The results of the present study leave some open questions. Most importantly, how can the open binding site with a K_d of > 5 mM efficiently bind the substrate MgATP when the K_m for MgATP hydrolysis is around 30 μM [13]. Here, thermal fluctuations appear to play a significant role [22,58,59]. Sielaff et al. [22] show that the fluctuations are actually larger in the ATP-waiting dwell and in the catalytic dwell during rotation than in the enzyme stalled by disulfide crosslinking. At some point in time, the γ subunit will be at a forward angle sufficiently large to increase the affinity of the open binding site so far that it can bind the substrate effectively (indicated by the red L** in Fig. 2A state B and in Fig. 2B).

Another open problem is the role of the ATP-waiting dwell. Sielaff et al. [22] demonstrated that nucleotide (MgADP) saturation gives an enzyme with γ in the position of the catalytic dwell. The results of the present study show that in absence of nucleotides on the catalytic sites γ must also be in the catalytic dwell position, as locking the enzyme in this position by disulfide crosslinking of the αE284C/γL276C mutant had no effect on MgADP binding to the first (high affinity) site. In contrast, locking the enzyme in the ATP-waiting dwell with the αE284C/γQ274C mutant resulted in a significantly reduced affinity. This finding agrees with the observation that in the crystal structure of the yeast enzyme in absence of nucleotide [60] the portion of γ within the α₃β₃ cylinder is in essentially the same position as in the structures containing nucleotides [8,12]. The position of γ in the crystal structure bears more resemblance to the catalytic dwell than to the ATP-waiting dwell [22,61]. Thus, it seems that the ATP-waiting dwell just exists as an intermediate in the catalytic cycle. This agrees with the observation that the catalytic dwell position is thermodynamically favored [62].

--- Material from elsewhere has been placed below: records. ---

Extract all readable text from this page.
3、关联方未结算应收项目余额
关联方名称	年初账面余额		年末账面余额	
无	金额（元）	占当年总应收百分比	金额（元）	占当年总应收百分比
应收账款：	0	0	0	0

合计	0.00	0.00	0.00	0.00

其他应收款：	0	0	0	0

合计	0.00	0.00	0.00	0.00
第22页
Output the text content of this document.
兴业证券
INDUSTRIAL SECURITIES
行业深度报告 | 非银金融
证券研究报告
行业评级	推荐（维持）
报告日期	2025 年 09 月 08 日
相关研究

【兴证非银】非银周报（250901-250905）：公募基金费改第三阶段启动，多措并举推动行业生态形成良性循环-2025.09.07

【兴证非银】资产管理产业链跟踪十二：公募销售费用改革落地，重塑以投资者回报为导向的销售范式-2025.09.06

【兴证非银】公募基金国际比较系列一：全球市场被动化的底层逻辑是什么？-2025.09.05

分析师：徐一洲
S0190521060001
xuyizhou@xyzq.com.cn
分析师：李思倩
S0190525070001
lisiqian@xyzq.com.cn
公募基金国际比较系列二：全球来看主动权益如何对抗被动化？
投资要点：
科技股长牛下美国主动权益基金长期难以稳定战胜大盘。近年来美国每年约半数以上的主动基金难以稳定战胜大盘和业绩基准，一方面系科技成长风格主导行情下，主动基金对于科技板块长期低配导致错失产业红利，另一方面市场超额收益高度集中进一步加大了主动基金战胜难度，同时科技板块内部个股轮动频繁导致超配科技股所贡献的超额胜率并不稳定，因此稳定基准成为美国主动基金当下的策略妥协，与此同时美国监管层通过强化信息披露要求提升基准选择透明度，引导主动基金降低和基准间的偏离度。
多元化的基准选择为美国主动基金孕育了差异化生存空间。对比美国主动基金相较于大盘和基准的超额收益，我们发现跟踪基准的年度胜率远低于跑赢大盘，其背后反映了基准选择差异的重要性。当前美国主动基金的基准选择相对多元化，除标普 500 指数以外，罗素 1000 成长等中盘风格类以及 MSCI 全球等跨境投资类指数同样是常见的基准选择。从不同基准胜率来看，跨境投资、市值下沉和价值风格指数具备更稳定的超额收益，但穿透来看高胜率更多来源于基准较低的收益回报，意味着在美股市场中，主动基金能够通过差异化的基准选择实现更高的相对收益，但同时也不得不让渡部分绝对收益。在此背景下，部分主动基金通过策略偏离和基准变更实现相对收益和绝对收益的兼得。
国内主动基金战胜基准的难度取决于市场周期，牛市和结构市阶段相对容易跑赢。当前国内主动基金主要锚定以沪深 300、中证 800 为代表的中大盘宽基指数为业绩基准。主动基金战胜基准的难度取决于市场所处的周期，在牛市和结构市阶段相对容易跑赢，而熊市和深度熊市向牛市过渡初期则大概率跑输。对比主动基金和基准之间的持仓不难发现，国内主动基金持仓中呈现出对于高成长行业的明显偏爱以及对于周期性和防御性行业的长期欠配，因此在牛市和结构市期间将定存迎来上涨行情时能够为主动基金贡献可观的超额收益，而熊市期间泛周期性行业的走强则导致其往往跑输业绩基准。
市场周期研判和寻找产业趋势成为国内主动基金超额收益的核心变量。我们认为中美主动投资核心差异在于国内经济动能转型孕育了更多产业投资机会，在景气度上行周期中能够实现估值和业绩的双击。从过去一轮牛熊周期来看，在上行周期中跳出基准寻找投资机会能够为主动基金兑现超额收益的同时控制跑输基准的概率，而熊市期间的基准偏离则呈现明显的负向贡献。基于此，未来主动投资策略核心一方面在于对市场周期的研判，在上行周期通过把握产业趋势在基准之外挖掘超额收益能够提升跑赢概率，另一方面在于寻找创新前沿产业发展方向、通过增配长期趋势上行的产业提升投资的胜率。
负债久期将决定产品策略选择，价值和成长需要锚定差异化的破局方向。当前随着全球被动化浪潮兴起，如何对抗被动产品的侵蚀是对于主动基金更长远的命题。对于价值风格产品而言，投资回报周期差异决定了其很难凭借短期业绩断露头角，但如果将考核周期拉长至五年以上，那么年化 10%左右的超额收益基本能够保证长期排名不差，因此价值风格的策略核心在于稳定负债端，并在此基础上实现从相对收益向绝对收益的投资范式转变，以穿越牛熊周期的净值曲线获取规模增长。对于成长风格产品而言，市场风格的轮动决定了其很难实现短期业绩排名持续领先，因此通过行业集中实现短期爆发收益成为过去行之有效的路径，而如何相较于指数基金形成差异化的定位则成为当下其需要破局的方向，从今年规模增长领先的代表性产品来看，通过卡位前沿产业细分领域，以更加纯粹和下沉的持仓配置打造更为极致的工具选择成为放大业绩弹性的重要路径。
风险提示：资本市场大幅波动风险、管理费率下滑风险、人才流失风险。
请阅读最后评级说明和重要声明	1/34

4.5. Catalytic properties of the αE284C mutation

Finally, all mutants containing the αE284C exhibited a peculiar behavior that deserves a comment although it has little to do with the main topic of the present study. The ATPase activity of purified F₁ from the αE284C/γQ274C or αE284C/γL276C double mutants in the reduced state was comparable to the WT enzyme (Table 2); however, the ATPase activity of membrane-bound αE284C/γQ274C or αE284C/γL276C ATP synthase in inverted membrane vesicles reached less than 20% of the WT activity (Table 1). As Table 1 shows, the αE284C mutation is the reason for this discrepancy, as the γQ274C and γL276C mutations by themselves did not significantly impair ATP synthase activity. We could exclude assembly problems or oligomeric instability as cause of the impairment (Table 1). Furthermore, the αE284C mutation did not cause uncoupling between ATP hydrolysis and proton translocation; uncoupling would have resulted in high membrane ATPase activity, but reduced ATP-driven proton pumping [25,63]. A number of deletion mutants in the DELSEED-loop have been described which combine high activity of the isolated F₁ with impaired ATP-driven proton pumping and decreased ATP synthesis rates as holoenzyme in membrane preparations [64–66]. The reason for this impairment seems to be that shortening of the DELSEED-loop reduces the rotational torque by half [64]. However, these mutants show high membrane ATPase activity. A possible explanation for the behavior of the αE284C mutant could be a further reduction in torque, allowing the enzyme to rotate an isolated γ subunit at full speed, but not an γεc₁₀ rotor subcomplex integrated in the membrane. It should be noted that there is no simple structural explanation for such a far-reaching consequence of a point mutation.

Highlights.

• The affinity of the catalytic sites of ATP synthase depends on the rotational angle of γ.

• Disulfide bonds lock the enzyme into the two most important conformations.

• Nucleotide binding affinities were measured at the catalytic and ATP-waiting dwell.

• Locking γ into the ATP-binding dwell results in the “loss” of a catalytic site.

• Our observations support the tri-site catalytic mechanism of ATP synthase in E. coli.